Most of the above are considered assets as they are one-off, while others, like the insurance, are ongoing. Some people include the shipping costs or their flight tickets in the pre-departure expenses but we have put those in the On the Road section as they are not an asset.

The On the Road section includes:

– Food: In our case we include both eating out and our groceries shopping (some consider these two different categories).                               – Accommodation: Although you will have a setup for sleeping in your vehicle, free camping is not always possible or camping in some cities.
– Fuel: You can find online an approximate fuel price for each country. Calculate the kilometers and have an estimated total.
– Vehicle maintenance and repairs: This includes only the regular service of the car.
– Border crossings: visa expenses, temporary import vehicle permits, taxes, duties, charges and fees, etc.
– Transportation expenses: local car insurance, ferries, tolls, bridge crossing fees.
– Flights: In case you ship your vehicle and need to fly over. 
– Treats & Tricks: activities, tours, souvenirs. In this category we have also put the wine (ha, ha!)                                                                   – Shipping expenses: We prefer to add this category here as it is not an asset.
– Phones & communications: local sim card, data package, satellite tracking.
– Bank charges and commissions: In reality we forgot to add those and when we calculated them, it was a serious amount.

Beside all the above, do not forget that TIME is the most important asset you have while traveling because it is impossible to be reproduced. We never initially wondered if we had enough money but if we had the time to enjoy what we wanted to do with our money.

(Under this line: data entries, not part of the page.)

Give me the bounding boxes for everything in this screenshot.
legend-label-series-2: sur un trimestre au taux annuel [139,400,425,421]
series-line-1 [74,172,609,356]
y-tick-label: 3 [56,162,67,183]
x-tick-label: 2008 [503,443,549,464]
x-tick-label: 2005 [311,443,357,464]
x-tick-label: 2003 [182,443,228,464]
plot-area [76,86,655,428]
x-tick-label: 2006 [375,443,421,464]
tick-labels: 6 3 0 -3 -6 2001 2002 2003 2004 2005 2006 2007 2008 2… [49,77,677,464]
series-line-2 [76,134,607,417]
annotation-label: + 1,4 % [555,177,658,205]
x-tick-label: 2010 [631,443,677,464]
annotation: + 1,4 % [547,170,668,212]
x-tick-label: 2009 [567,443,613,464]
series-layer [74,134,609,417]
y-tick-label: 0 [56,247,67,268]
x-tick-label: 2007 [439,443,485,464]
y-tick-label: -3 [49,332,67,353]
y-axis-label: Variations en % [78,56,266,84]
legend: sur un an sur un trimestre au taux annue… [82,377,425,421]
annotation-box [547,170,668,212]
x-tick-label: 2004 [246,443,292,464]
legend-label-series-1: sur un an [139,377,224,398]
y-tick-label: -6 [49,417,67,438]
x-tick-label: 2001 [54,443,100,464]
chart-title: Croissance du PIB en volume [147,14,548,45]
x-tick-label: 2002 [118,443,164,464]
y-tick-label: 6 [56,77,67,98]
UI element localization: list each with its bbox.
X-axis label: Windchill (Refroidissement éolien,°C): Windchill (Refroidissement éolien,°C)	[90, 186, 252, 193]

Yes, it is stressful and annoying to have a limited amount to spend every day but after a while you adapt, as long as you enjoy your time.

To sum it up, there is no such thing as “if you cannot afford it, better stay at home”. Not having enough money does not mean that you cannot travel. You just need to adjust your travel needs to your money. Can you see the difference? There is no precise answer to the question “How much money is enough to start overland travel?” You learn as you go.